印象として、これまでのスポーツ議員の大半は客寄せパンダ的な存在で、いわば集票マシーンとしての期待が大きかった。議員になってそれなりの存在感を示している元選手もいるにはいるが、政党の思惑に沿って使われるだけで、「もっとスポーツを愛する者の情熱や願いに沿った動きをしてくれないか」と、じりじりする場合が多い。

 故郷・熊本の被災が政界進出のひとつのきっかけになったという朝日健太郎氏は、6人制からビーチバレーに転向したことで様々な経験と目覚めを体験しているはずだ。

 監督の強烈なリーダーシップの下、やらされるイメージが強い従来型のチームスポーツから、指導者がいない、自分たちで主体的に練習し強化を図るビーチバレーは、マインドがまったく違う。ここにはスポーツがいじめの温床になりかねない現状から脱却するためのヒントがある。夏の五輪の中にあっては数少ないエックスゲーム的自由さを持ったビーチバレーに飛び込んで、それまでのスポーツのイメージと正反対のスピリットを朝日健太郎は実感しただろう。それはスポーツのひとつの未来像とつながっている。しかも、ビーチという自然の舞台。海からの風と調和し、裸足で砂の上を動き回る。人工的に整備され、守られた室内競技場でプレーする6人制バレーボールとはその面でも対照的だ。自然への目覚め、自然との共生なども体感しただろう。その意味で、従来の多くのスポーツ議員の枠から脱却し、本当にスポーツを愛する者の代表として活躍してくれたら政界進出の意義はある。
バレーW杯日本対イタリア。日本代表の朝日健太郎の スパイク=1999年11月30日
バレーW杯日本対イタリア。日本代表の朝日健太郎の スパイク=1999年11月30日 

 かつてマニフェストが話題になり、各政党が選挙ごとにそれを発表した当初、私はいつも苦い思いを感じた。なぜなら、スポーツ選手が選挙に担ぎ出され、政治家はスポーツを様々な形で利用するくせに、マニフェストにはほとんど一行もスポーツのことが記載されていなかった。政治家のスポーツ認識などその程度のものだとよくわかった。ここ数年はさすがに2020東京五輪招致に絡んでマニフェストにスポーツが登場するようになった。だが、彼らのスポーツ認識が変わったわけではない。
 
 6月初めに閣議決定された政府の成長戦略の中にもスポーツは取り上げられ、要約すると次のように規定されている。

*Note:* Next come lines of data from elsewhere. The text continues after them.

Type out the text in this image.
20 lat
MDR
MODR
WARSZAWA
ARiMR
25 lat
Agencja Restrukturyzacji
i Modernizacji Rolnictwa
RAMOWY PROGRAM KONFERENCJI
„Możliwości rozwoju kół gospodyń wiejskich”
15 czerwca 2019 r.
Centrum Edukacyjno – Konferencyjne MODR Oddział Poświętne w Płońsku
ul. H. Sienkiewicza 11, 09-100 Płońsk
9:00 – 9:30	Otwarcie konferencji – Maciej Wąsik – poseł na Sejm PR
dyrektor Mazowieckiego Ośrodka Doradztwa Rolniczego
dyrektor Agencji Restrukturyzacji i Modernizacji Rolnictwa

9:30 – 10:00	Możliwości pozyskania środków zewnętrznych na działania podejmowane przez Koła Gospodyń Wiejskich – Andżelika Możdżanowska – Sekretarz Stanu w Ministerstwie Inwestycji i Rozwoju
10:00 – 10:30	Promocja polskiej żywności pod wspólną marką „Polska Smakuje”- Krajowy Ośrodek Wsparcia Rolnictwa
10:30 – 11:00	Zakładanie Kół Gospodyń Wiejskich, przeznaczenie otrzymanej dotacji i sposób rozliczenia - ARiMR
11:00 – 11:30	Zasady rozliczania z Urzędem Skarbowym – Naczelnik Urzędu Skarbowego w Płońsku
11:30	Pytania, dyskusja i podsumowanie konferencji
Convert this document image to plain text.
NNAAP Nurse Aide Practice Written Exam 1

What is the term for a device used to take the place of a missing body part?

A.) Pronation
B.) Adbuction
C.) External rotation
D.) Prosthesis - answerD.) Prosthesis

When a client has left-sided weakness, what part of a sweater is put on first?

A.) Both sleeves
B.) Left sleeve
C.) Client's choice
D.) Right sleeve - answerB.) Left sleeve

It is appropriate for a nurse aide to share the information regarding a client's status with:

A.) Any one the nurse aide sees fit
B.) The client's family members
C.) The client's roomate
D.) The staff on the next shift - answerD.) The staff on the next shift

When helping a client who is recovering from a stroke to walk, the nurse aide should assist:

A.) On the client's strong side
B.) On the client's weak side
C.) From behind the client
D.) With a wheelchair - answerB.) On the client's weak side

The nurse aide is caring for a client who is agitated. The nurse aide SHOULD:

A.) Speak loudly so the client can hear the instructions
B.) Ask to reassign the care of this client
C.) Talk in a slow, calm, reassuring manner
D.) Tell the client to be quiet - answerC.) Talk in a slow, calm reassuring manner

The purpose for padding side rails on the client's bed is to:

 「スポーツの熱狂は多くの国民を魅了するものだから、当然収益性も高い。これを利用して産業を活性化させない手はない」

 射幸心を煽ってギャンブルの売り上げを伸ばせ、と書いているようなものだ。

 いま、商業主義、勝利至上主義に偏りすぎたスポーツの弊害が目に見える形で連日のように露呈される中、政治家やお役人はその弊害を脇に置き、ビジネスチャンスだけをさらに伸ばそうと一致団結している。奇妙な現象ではないだろうか。国民の多くはメディアに煽られるまま、不祥事には拳を振り上げ、熱狂は歓迎して受け入れる。それではスポーツに未来はない。政界に乗り込むスポーツ選手にはこの点を胸に刻んでもらいた。そして私たちスポーツを愛する者たちも、政治に利用されるスポーツから脱却し、政治を超えるスポーツの力を社会の再生と活性化に生かす道を提言し実践する道に踏み出す意識に目覚める時期に来ている。